Aus unserer Sicht ist es daher sinnvoll und angemessen, die Attraktivität einer dauerhaften, aktiven Mitgliedschaft in der ehrenamtlichen Feuerwehr Monheim zu stärken und den Aktiven eine Anerkennung für ihre besondere gesellschaftliche Leistung zukommen zu lassen. In zahlreichen anderen Kommunen, z.B. Düsseldorf, Baesweiler, Hürth, Buseck und Odenthal wird eine solche Rente bereits umgesetzt. Die Rentenleistung wird durch einen Versicherungsvertrag, den die Stadt zugunsten der ehrenamtlichen, aktiven Mitglieder abschließt und finanziert, erwirtschaftet. Für die Höhe der Rentenleistung soll die Dauer der Mitgliedschaft in der Freiwilligen Feuerwehr genauso berücksichtigt werden, wie die Zahl der Teilnahme an Einsätzen und Übungen und besondere Qualifizierungen, z.B. Amtenschutzbefähigung.
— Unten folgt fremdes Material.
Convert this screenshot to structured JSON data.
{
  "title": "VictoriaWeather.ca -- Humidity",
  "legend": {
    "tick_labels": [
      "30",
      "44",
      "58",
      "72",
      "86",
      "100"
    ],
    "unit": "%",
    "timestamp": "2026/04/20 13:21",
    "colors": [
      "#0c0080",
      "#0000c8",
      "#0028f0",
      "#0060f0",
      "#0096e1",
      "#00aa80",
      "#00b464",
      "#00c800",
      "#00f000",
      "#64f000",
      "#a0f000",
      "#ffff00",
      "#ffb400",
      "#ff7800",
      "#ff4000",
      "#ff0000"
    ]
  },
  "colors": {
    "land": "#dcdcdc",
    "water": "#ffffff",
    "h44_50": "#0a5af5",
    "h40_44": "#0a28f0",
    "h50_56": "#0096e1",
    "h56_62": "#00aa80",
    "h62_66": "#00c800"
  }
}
Neben einem Sockelbetrag kann so über Bonuspunkte die Rentenleistung gesteigert werden. Die Rente wird so konzipiert sein, dass alle freiwilligen Feuerwehrmitglieder davon profitieren und nicht besondere Funktionen ausschlaggebend sind. Für die Finanzierung werden im Haushalt jährlich 30.000 Euro eingeplant.

Die Feuerwehrrente wird ein Baustein sein, um das taktische Ziel „Umsetzung der auf Grundlage des Brandschutzbedarfsplanes beschlossenen Maßnahmen durch Erstellung eines Konzepts zum Gewinn und Erhalt von ehrenamtlichen Kräften der Feuerwehr“ im Bereich 32 Ordnung und Soziales zu erreichen.